Em palestra, o presidente da Petrobras, Roberto Castello Branco, caracterizou o vazamento como a “maior agressão ambiental sofrida pelo país”, e comparou o impacto do desastre a um dos maiores acidentes da indústria do petróleo, ocorrido no Golfo do México depois da explosão de uma plataforma em  2010.

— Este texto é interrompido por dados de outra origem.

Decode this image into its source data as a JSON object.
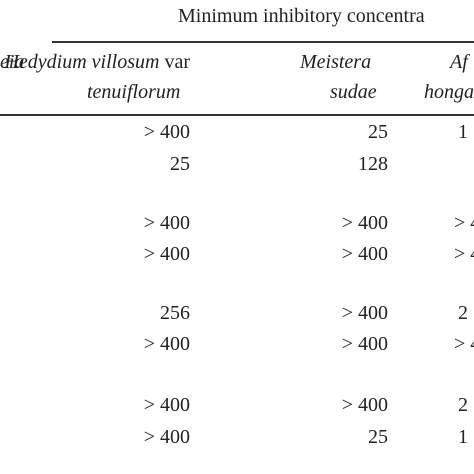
{
  "header": {
    "title": "Minimum inhibitory concentra"
  },
  "columns": [
    {
      "line1": "eia"
    },
    {
      "line1": "Hedydium villosum",
      "line1_suffix": "var",
      "line2": "tenuiflorum"
    },
    {
      "line1": "Meistera",
      "line2": "sudae"
    },
    {
      "line1": "Af",
      "line2": "honga"
    }
  ],
  "table": {
    "rows": [
      [
        "> 400",
        "25",
        "1"
      ],
      [
        "25",
        "128",
        null
      ],
      [
        "> 400",
        "> 400",
        "> 4"
      ],
      [
        "> 400",
        "> 400",
        "> 4"
      ],
      [
        "256",
        "> 400",
        "2"
      ],
      [
        "> 400",
        "> 400",
        "> 4"
      ],
      [
        "> 400",
        "> 400",
        "2"
      ],
      [
        "> 400",
        "25",
        "1"
      ]
    ]
  }
}
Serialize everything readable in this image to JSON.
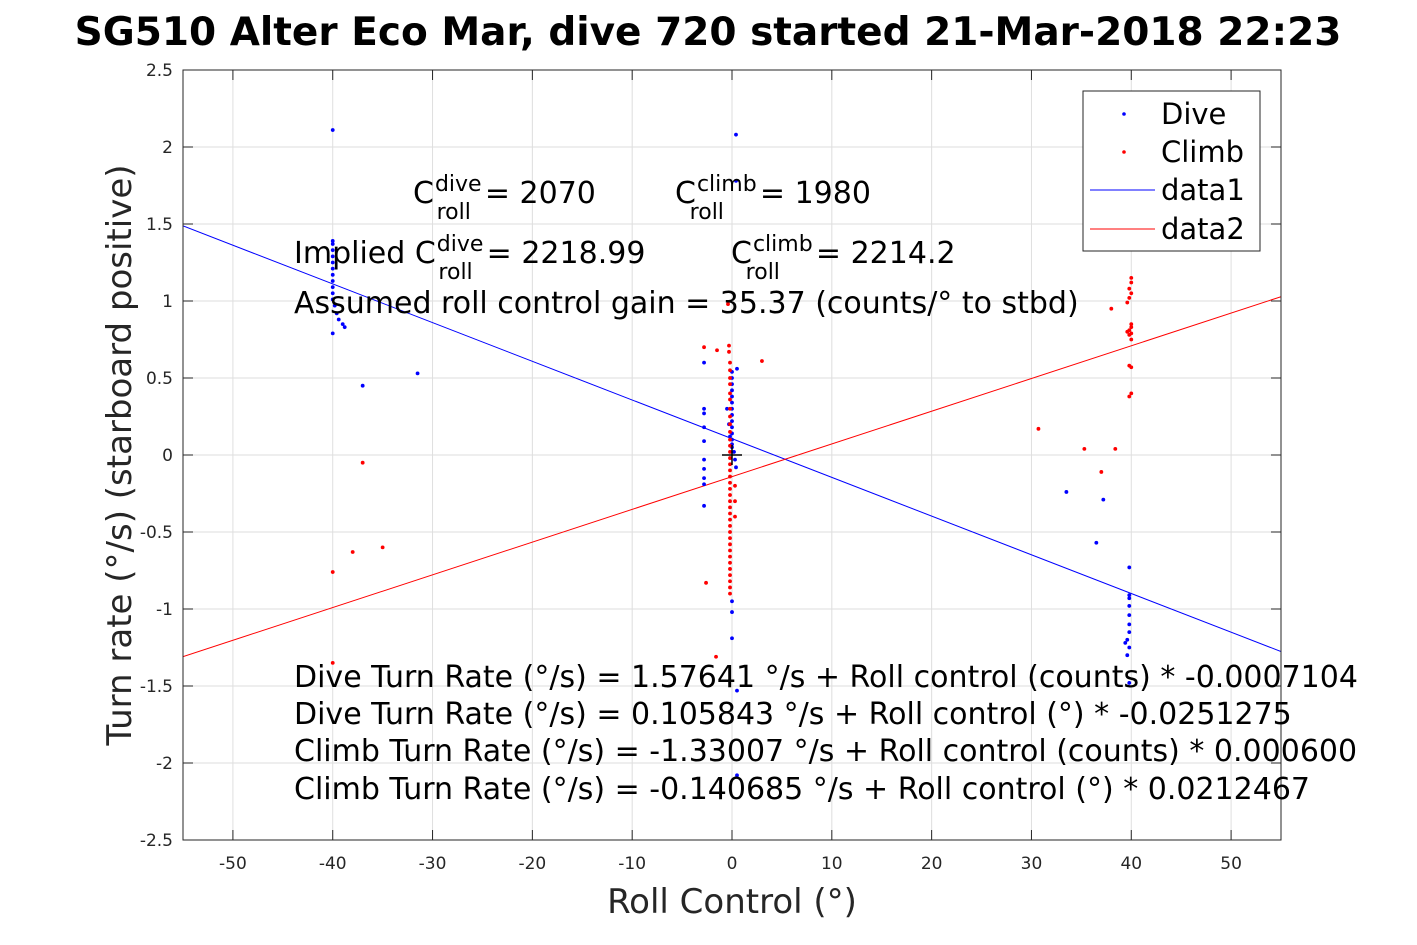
{
  "chart_data": {
    "type": "scatter",
    "title": "SG510 Alter Eco Mar, dive 720 started 21-Mar-2018 22:23",
    "xlabel": "Roll Control (°)",
    "ylabel": "Turn rate (°/s) (starboard positive)",
    "xlim": [
      -55,
      55
    ],
    "ylim": [
      -2.5,
      2.5
    ],
    "xticks": [
      -50,
      -40,
      -30,
      -20,
      -10,
      0,
      10,
      20,
      30,
      40,
      50
    ],
    "yticks": [
      -2.5,
      -2,
      -1.5,
      -1,
      -0.5,
      0,
      0.5,
      1,
      1.5,
      2,
      2.5
    ],
    "xtick_labels": [
      "-50",
      "-40",
      "-30",
      "-20",
      "-10",
      "0",
      "10",
      "20",
      "30",
      "40",
      "50"
    ],
    "ytick_labels": [
      "-2.5",
      "-2",
      "-1.5",
      "-1",
      "-0.5",
      "0",
      "0.5",
      "1",
      "1.5",
      "2",
      "2.5"
    ],
    "grid": true,
    "legend_position": "top-right",
    "legend": [
      "Dive",
      "Climb",
      "data1",
      "data2"
    ],
    "series": [
      {
        "name": "Dive",
        "kind": "points",
        "color": "#0000ff",
        "points": [
          [
            -40,
            2.11
          ],
          [
            -40,
            1.39
          ],
          [
            -40,
            1.37
          ],
          [
            -40,
            1.33
          ],
          [
            -40,
            1.29
          ],
          [
            -40,
            1.25
          ],
          [
            -40,
            1.21
          ],
          [
            -40,
            1.17
          ],
          [
            -40,
            1.13
          ],
          [
            -40,
            1.09
          ],
          [
            -40,
            1.05
          ],
          [
            -40,
            1.01
          ],
          [
            -39.8,
            0.97
          ],
          [
            -39.6,
            0.92
          ],
          [
            -39.4,
            0.88
          ],
          [
            -39,
            0.85
          ],
          [
            -38.8,
            0.83
          ],
          [
            -40,
            0.79
          ],
          [
            -37,
            0.45
          ],
          [
            -31.5,
            0.53
          ],
          [
            -2.8,
            0.6
          ],
          [
            -2.8,
            0.3
          ],
          [
            -2.8,
            0.27
          ],
          [
            -2.8,
            0.18
          ],
          [
            -2.8,
            0.09
          ],
          [
            -2.8,
            -0.03
          ],
          [
            -2.8,
            -0.09
          ],
          [
            -2.8,
            -0.15
          ],
          [
            -2.8,
            -0.19
          ],
          [
            -2.8,
            -0.33
          ],
          [
            -0.5,
            0.3
          ],
          [
            -0.3,
            0.2
          ],
          [
            -0.2,
            0.12
          ],
          [
            0,
            0.54
          ],
          [
            0,
            0.5
          ],
          [
            0,
            0.46
          ],
          [
            0,
            0.42
          ],
          [
            0,
            0.38
          ],
          [
            0,
            0.34
          ],
          [
            0,
            0.3
          ],
          [
            0,
            0.26
          ],
          [
            0,
            0.22
          ],
          [
            0,
            0.18
          ],
          [
            0,
            0.14
          ],
          [
            0,
            0.1
          ],
          [
            0,
            0.07
          ],
          [
            0,
            0.05
          ],
          [
            0.2,
            0.02
          ],
          [
            0.5,
            0.56
          ],
          [
            0.3,
            -0.03
          ],
          [
            0.4,
            -0.08
          ],
          [
            0,
            -0.95
          ],
          [
            0,
            -1.02
          ],
          [
            0,
            -1.19
          ],
          [
            0.4,
            2.08
          ],
          [
            0.4,
            1.78
          ],
          [
            0.5,
            -1.53
          ],
          [
            0.5,
            -2.08
          ],
          [
            33.5,
            -0.24
          ],
          [
            36.5,
            -0.57
          ],
          [
            37.2,
            -0.29
          ],
          [
            39.8,
            -0.73
          ],
          [
            39.8,
            -0.91
          ],
          [
            39.8,
            -0.93
          ],
          [
            39.8,
            -0.98
          ],
          [
            39.8,
            -1.04
          ],
          [
            39.8,
            -1.1
          ],
          [
            39.8,
            -1.15
          ],
          [
            39.6,
            -1.2
          ],
          [
            39.4,
            -1.22
          ],
          [
            39.8,
            -1.25
          ],
          [
            39.6,
            -1.3
          ],
          [
            39.8,
            -1.48
          ]
        ]
      },
      {
        "name": "Climb",
        "kind": "points",
        "color": "#ff0000",
        "points": [
          [
            -40,
            -0.76
          ],
          [
            -40,
            -1.35
          ],
          [
            -38,
            -0.63
          ],
          [
            -37,
            -0.05
          ],
          [
            -35,
            -0.6
          ],
          [
            -2.8,
            0.7
          ],
          [
            -2.6,
            -0.83
          ],
          [
            -1.5,
            0.68
          ],
          [
            -1.6,
            -1.31
          ],
          [
            3,
            0.61
          ],
          [
            -0.4,
            0.98
          ],
          [
            -0.3,
            0.71
          ],
          [
            -0.3,
            0.67
          ],
          [
            -0.2,
            0.6
          ],
          [
            -0.2,
            0.55
          ],
          [
            -0.2,
            0.5
          ],
          [
            -0.2,
            0.46
          ],
          [
            -0.2,
            0.4
          ],
          [
            -0.2,
            0.36
          ],
          [
            -0.2,
            0.3
          ],
          [
            -0.2,
            0.25
          ],
          [
            -0.2,
            0.2
          ],
          [
            -0.2,
            0.15
          ],
          [
            -0.2,
            0.1
          ],
          [
            -0.2,
            0.06
          ],
          [
            -0.2,
            0.02
          ],
          [
            -0.2,
            -0.02
          ],
          [
            -0.2,
            -0.06
          ],
          [
            -0.2,
            -0.1
          ],
          [
            -0.2,
            -0.14
          ],
          [
            -0.2,
            -0.18
          ],
          [
            -0.2,
            -0.22
          ],
          [
            -0.2,
            -0.26
          ],
          [
            -0.2,
            -0.3
          ],
          [
            -0.2,
            -0.34
          ],
          [
            -0.2,
            -0.38
          ],
          [
            -0.2,
            -0.42
          ],
          [
            -0.2,
            -0.46
          ],
          [
            -0.2,
            -0.5
          ],
          [
            -0.2,
            -0.54
          ],
          [
            -0.2,
            -0.58
          ],
          [
            -0.2,
            -0.62
          ],
          [
            -0.2,
            -0.66
          ],
          [
            -0.2,
            -0.7
          ],
          [
            -0.2,
            -0.74
          ],
          [
            -0.2,
            -0.78
          ],
          [
            -0.2,
            -0.82
          ],
          [
            -0.2,
            -0.86
          ],
          [
            -0.2,
            -0.9
          ],
          [
            0.3,
            -0.4
          ],
          [
            0.3,
            -0.3
          ],
          [
            0.3,
            -0.2
          ],
          [
            30.7,
            0.17
          ],
          [
            35.3,
            0.04
          ],
          [
            37,
            -0.11
          ],
          [
            38.4,
            0.04
          ],
          [
            38,
            0.95
          ],
          [
            40,
            1.15
          ],
          [
            40,
            1.12
          ],
          [
            39.8,
            1.08
          ],
          [
            40,
            1.05
          ],
          [
            39.8,
            1.02
          ],
          [
            39.6,
            0.99
          ],
          [
            40,
            0.85
          ],
          [
            40,
            0.83
          ],
          [
            39.8,
            0.81
          ],
          [
            39.6,
            0.8
          ],
          [
            40,
            0.79
          ],
          [
            39.8,
            0.78
          ],
          [
            40,
            0.75
          ],
          [
            39.8,
            0.58
          ],
          [
            40,
            0.57
          ],
          [
            40,
            0.4
          ],
          [
            39.8,
            0.38
          ]
        ]
      },
      {
        "name": "data1",
        "kind": "line",
        "color": "#0000ff",
        "intercept": 0.105843,
        "slope": -0.0251275
      },
      {
        "name": "data2",
        "kind": "line",
        "color": "#ff0000",
        "intercept": -0.140685,
        "slope": 0.0212467
      }
    ],
    "marker": {
      "type": "cross",
      "x": 0,
      "y": 0
    },
    "annotations": {
      "c_dive_prefix": "C",
      "c_dive_sup": "dive",
      "c_dive_sub": "roll",
      "c_dive_value": "= 2070",
      "c_climb_prefix": "C",
      "c_climb_sup": "climb",
      "c_climb_sub": "roll",
      "c_climb_value": "= 1980",
      "implied_prefix": "Implied C",
      "implied_dive_sup": "dive",
      "implied_dive_sub": "roll",
      "implied_dive_value": "= 2218.99",
      "implied_climb_prefix": "C",
      "implied_climb_sup": "climb",
      "implied_climb_sub": "roll",
      "implied_climb_value": "= 2214.2",
      "gain": "Assumed roll control gain = 35.37 (counts/° to stbd)",
      "eq1": "Dive Turn Rate (°/s) = 1.57641 °/s + Roll control (counts) * -0.0007104",
      "eq2": "Dive Turn Rate (°/s) = 0.105843 °/s + Roll control (°) * -0.0251275",
      "eq3": "Climb Turn Rate (°/s) = -1.33007 °/s + Roll control (counts) * 0.000600",
      "eq4": "Climb Turn Rate (°/s) = -0.140685 °/s + Roll control (°) * 0.0212467"
    }
  }
}
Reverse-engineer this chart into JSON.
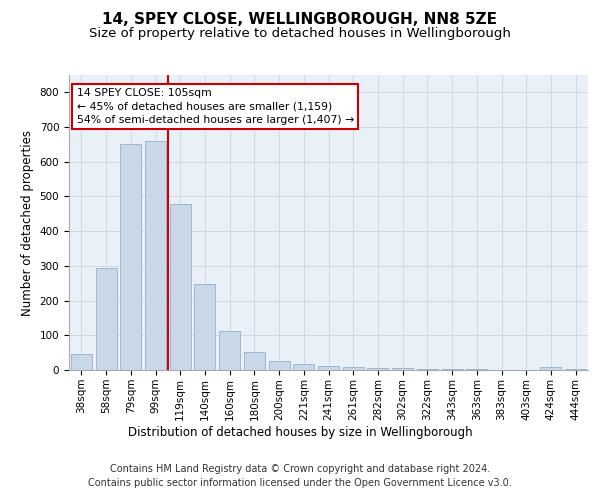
{
  "title1": "14, SPEY CLOSE, WELLINGBOROUGH, NN8 5ZE",
  "title2": "Size of property relative to detached houses in Wellingborough",
  "xlabel": "Distribution of detached houses by size in Wellingborough",
  "ylabel": "Number of detached properties",
  "categories": [
    "38sqm",
    "58sqm",
    "79sqm",
    "99sqm",
    "119sqm",
    "140sqm",
    "160sqm",
    "180sqm",
    "200sqm",
    "221sqm",
    "241sqm",
    "261sqm",
    "282sqm",
    "302sqm",
    "322sqm",
    "343sqm",
    "363sqm",
    "383sqm",
    "403sqm",
    "424sqm",
    "444sqm"
  ],
  "values": [
    47,
    293,
    650,
    660,
    478,
    248,
    113,
    52,
    27,
    17,
    12,
    10,
    6,
    6,
    4,
    3,
    2,
    1,
    0,
    8,
    2
  ],
  "bar_color": "#c8d8e8",
  "bar_edge_color": "#a0b8d0",
  "bar_linewidth": 0.7,
  "vline_x_index": 3.5,
  "vline_color": "#cc0000",
  "vline_linewidth": 1.5,
  "annotation_text": "14 SPEY CLOSE: 105sqm\n← 45% of detached houses are smaller (1,159)\n54% of semi-detached houses are larger (1,407) →",
  "annotation_box_color": "#ffffff",
  "annotation_box_edge": "#cc0000",
  "grid_color": "#d0d8e8",
  "ylim": [
    0,
    850
  ],
  "yticks": [
    0,
    100,
    200,
    300,
    400,
    500,
    600,
    700,
    800
  ],
  "background_color": "#eaf0f8",
  "footer_text": "Contains HM Land Registry data © Crown copyright and database right 2024.\nContains public sector information licensed under the Open Government Licence v3.0.",
  "title_fontsize": 11,
  "subtitle_fontsize": 9.5,
  "xlabel_fontsize": 8.5,
  "ylabel_fontsize": 8.5,
  "tick_fontsize": 7.5,
  "footer_fontsize": 7,
  "annot_fontsize": 7.8
}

Também ontem, o Ministério da Agricultura proibiu a pesca de lagosta e camarão nas áreas afetadas. A Pasta calcula que 60 mil pescadores deverão receber até duas parcelas extras do seguro-defeso. O auxílio é no valor de um salário mínimo.    

NEGAÇÃO

Na semana passada contamos aqui que a FDA (agência dos EUA similar à Anvisa) havia encontrado pequenas quantidades de amianto em amostras de talco da Johnson & Johnson. Com isso, estabeleceu-se o recolhimento de 33 mil produtos. Agora, a empresa anunciou que realizou novos testes, inclusive nas amostras já analisadas pela FDA, e garantiu que a substância cancerígena não estava presente nos frascos – mas, apesar disso, vai manter o recall. Segundo a companhia, as novas análises foram feitas por dois laboratórios independentes… A FDA afirma que diferentes resultados nos testes podem se dever ao fato de que os contaminantes não são uniformemente dispersos pelas amostras e não há um teste padrão para amianto no talco.

MAIS COMUM

A piora na alimentação e mudanças nos hábitos pode ser uma das explicações para o aumento da frequência do câncer de estômago em pessoas mais jovens. O assunto ganhou muito destaque com o anúncio do diagnóstico do prefeito de São Paulo, Bruno Covas (PSDB), que tem apenas 39 anos e descobriu na semana passada um tumor maligno na cárdia, válvula que separa esôfago e estômago. Segundo especialistas ouvidos pelo Estadão, esse tipo de câncer não é raro, mas historicamente afeta maiores de 55 anos. “A gente observa um aumento. Tem a ver com os maus hábitos adotados em grandes cidades. Os fatores mais relacionados são tabagismo, refluxo gastroesofágico, consumo exagerado de bebidas alcoólicas e obesidade”, listou Felipe Coimbra, cirurgião oncológico. Já Renata D´Alpino, do Hospital Alemão Oswaldo Cruz, o principal fator de risco é o refluxo crônico: “Quando o alimento não fica no estômago e fica retornando para o esôfago, vai causando uma inflamação que pode gerar mutações e o aparecimento do câncer”. Ontem, Covas – que está internado no Sírio Libanês – iniciou sua primeira sessão de quimioterapia, tratamento indicado já que o tumor na cárdia se espalhou para o fígado e para linfonodos da região abdominal.